I have a python function that takes a list of smaller images boxes
(represented as float arrays) and the whole image img
in as a parameter and finds outliers. The outliers will either be significantly brighter or darker than the other images in the list, but darker is the more common case.
def find_outliers(boxes, img):
means = [np.mean(box['src']) for box in boxes]
asc = sorted(means)
q1, q3 = np.percentile(asc, [25,75])
iqr = q3 - q1
lower = q1 - (1.5 * iqr)
upper = q3 + (1.5 * iqr)
# print('thresholds:', lower, upper)
return list(filter(lambda x: np.mean(x['src']) < lower or np.mean(x['src']) > upper, boxes))
This method allows me to create thresholds based on the image, instead of coming up with hard values, which is ideal in my situation.
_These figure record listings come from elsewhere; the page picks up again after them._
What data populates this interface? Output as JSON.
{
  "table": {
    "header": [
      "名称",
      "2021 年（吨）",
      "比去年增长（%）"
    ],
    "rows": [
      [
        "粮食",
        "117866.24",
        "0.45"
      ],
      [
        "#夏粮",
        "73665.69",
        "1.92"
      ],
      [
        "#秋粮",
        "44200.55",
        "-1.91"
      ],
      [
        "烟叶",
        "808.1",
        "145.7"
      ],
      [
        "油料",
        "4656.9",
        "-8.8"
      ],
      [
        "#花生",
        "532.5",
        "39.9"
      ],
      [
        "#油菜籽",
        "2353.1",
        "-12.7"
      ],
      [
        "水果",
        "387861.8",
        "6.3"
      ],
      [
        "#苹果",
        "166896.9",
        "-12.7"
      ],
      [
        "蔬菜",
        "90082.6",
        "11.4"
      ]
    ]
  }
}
There are 3 problems I need to address if I continue this approach.
- Sometimes the brighter/darker images outnumber the normal images. These images have extreme values which biases my outlier method into thinking they are normal.
- Sometimes the number of
boxes
is very small (3 or 4). This makes it hard for this method to find a lower and upper bound. - The lower and upper bounds can be negative, but all of my values will be greater than or equal to 0
Is there a statistical approach that is better suited for this type of problem?
Note: I also have tried the standard deviation outlier approach but this one isn't suitable in this scenario.